Racial composition as of the 2020 census
| Race | Number | Percent |
|---|---|---|
| White | 27 | 81.8% |
| Black or African American | 0 | 0.0% |
| American Indian and Alaska Native | 0 | 0.0% |
| Asian | 0 | 0.0% |
| Native Hawaiian and Other Pacific Islander | 0 | 0.0% |
| Some other race | 0 | 0.0% |
| Two or more races | 6 | 18.2% |
| Hispanic or Latino (of any race) | 2 | 6.1% |

===2000 census===
As of the census of 2000, there were 42 people, 16 households, and 15 families residing in the town. The population density was 82.2 PD/sqmi. There were 17 housing units at an average density of 33.3 /sqmi.
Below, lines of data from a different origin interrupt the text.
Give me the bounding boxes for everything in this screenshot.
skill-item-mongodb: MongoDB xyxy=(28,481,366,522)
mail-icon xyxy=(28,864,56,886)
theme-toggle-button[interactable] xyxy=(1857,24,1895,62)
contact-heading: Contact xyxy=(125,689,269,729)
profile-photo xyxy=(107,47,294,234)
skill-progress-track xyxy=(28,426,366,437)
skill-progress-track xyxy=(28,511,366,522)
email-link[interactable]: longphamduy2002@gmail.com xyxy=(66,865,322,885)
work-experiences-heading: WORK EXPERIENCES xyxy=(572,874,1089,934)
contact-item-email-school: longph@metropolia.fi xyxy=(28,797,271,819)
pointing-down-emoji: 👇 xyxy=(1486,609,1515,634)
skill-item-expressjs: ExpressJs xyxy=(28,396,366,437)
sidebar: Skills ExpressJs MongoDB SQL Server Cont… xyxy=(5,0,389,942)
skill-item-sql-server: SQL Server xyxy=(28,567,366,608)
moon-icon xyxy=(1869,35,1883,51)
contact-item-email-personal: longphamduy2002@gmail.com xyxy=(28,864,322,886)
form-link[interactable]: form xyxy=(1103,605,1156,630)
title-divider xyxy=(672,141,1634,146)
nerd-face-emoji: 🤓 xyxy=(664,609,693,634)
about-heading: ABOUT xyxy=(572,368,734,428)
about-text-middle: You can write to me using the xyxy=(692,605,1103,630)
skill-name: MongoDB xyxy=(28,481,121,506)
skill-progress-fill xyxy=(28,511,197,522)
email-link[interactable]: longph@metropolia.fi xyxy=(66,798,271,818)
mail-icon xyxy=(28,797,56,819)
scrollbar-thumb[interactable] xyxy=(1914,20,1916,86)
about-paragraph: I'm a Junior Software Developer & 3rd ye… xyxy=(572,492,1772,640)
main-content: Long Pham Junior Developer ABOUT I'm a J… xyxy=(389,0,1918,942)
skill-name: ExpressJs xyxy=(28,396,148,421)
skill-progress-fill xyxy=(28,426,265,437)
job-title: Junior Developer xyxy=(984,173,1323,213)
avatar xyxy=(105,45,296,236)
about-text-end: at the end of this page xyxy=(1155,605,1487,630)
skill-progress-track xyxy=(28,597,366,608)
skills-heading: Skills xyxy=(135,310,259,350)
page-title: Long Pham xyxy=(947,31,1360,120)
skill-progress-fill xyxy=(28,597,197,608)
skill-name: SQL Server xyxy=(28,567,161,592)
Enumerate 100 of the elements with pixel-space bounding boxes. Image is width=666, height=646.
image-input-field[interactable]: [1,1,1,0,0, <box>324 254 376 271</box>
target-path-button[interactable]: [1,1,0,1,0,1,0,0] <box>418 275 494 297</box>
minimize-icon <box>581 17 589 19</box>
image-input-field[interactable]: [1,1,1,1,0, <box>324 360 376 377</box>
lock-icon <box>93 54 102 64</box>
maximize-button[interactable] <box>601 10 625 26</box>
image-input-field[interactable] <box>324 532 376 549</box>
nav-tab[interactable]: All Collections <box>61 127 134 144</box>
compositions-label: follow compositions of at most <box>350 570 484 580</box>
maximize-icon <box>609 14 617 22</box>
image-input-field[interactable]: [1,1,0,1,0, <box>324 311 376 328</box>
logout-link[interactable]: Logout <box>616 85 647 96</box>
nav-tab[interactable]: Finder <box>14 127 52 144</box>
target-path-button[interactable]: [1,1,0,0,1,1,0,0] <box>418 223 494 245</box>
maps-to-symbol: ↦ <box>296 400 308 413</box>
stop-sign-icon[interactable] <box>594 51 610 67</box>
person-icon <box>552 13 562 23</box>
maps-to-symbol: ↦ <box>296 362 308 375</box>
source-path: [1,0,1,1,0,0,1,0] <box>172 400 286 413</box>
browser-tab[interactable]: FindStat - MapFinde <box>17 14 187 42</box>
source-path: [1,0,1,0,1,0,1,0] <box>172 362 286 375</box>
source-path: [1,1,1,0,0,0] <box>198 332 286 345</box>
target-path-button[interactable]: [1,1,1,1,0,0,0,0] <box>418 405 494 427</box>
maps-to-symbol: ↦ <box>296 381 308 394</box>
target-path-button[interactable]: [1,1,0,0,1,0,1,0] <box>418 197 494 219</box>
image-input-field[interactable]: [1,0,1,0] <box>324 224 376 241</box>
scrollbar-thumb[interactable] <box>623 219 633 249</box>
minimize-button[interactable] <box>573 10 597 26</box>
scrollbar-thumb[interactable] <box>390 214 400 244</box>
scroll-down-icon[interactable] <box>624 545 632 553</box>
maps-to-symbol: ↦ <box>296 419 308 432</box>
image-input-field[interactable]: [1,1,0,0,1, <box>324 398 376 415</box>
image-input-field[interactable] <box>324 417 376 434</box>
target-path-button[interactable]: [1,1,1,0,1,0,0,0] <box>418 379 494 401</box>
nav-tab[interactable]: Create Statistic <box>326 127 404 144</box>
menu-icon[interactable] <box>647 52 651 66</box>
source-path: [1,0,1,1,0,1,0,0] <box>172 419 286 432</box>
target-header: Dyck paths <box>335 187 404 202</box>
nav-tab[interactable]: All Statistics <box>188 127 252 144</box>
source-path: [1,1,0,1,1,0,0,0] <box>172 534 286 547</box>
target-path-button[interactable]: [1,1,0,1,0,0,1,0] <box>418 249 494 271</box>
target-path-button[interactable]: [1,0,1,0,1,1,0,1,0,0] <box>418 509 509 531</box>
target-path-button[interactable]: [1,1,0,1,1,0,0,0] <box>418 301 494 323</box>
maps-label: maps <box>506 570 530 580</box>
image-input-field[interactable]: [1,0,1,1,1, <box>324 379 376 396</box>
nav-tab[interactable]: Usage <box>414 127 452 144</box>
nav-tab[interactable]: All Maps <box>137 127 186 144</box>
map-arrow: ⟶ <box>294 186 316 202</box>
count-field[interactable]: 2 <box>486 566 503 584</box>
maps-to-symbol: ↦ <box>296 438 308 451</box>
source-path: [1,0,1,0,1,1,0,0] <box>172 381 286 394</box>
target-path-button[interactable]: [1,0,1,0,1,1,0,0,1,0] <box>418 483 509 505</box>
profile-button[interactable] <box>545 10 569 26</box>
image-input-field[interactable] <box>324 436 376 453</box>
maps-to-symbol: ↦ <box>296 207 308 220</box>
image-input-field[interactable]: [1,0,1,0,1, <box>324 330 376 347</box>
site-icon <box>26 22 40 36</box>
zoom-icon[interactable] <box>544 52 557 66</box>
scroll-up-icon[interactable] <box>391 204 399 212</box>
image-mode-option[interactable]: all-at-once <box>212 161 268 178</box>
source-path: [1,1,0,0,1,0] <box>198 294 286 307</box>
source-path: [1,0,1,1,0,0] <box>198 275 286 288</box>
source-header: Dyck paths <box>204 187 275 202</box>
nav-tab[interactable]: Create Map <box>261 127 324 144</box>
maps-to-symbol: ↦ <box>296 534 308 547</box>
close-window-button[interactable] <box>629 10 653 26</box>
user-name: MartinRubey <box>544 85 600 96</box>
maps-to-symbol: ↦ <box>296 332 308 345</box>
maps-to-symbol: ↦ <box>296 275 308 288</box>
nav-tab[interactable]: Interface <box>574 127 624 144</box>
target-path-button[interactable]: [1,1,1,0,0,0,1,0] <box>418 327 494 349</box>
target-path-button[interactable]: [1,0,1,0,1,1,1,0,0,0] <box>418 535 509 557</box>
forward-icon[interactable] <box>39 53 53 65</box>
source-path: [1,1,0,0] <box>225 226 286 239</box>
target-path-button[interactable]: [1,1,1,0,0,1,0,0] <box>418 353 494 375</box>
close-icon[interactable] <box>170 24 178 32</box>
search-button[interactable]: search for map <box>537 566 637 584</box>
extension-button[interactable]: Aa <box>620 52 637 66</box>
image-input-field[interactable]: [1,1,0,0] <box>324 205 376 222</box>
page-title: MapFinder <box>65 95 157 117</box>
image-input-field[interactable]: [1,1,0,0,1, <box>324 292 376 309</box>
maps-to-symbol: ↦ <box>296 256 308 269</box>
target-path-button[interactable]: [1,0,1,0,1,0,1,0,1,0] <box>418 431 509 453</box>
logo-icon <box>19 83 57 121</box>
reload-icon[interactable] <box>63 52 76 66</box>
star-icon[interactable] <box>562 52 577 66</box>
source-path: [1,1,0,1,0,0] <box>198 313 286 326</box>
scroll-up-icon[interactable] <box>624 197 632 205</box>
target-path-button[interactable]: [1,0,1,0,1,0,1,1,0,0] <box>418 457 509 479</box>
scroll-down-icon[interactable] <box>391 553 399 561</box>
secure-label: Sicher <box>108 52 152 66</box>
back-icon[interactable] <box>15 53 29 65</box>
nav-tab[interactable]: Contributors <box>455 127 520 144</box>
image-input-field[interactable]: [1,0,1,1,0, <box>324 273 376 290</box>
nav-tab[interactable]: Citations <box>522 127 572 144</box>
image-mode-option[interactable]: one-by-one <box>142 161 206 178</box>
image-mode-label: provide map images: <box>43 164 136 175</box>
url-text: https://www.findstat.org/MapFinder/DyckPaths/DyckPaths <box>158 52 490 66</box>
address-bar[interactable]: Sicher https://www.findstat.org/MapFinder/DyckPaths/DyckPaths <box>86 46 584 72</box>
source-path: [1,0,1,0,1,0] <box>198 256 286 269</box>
The racial makeup of the town was 85.71% White, 9.52% Native American, and 4.76% from two or more races.

There were 16 households, out of which 31.3% had children under the age of 18 living with them, 75.0% were married couples living together, 6.3% had a female householder with no husband present, and 6.3% were non-families. 6.3% of all households were made up of individuals, and 6.3% had someone living alone who was 65 years of age or older. The average household size was 2.63 and the average family size was 2.60.

In the town, the population was spread out, with 21.4% under the age of 18, 7.1% from 18 to 24, 26.2% from 25 to 44, 16.7% from 45 to 64, and 28.6% who were 65 years of age or older. The median age was 42 years. For every 100 females, there were 82.6 males. For every 100 females age 18 and over, there were 83.3 males.

The median income for a household in the town was $27,500, and the median income for a family was $27,500. Males had a median income of $23,750 versus $26,250 for females. The per capita income for the town was $13,474. There were 12.5% of families and 21.4% of the population living below the poverty line, including 37.5% of under eighteens and none of those over 64.

==Education==
It is in the Cheyenne Public Schools school district.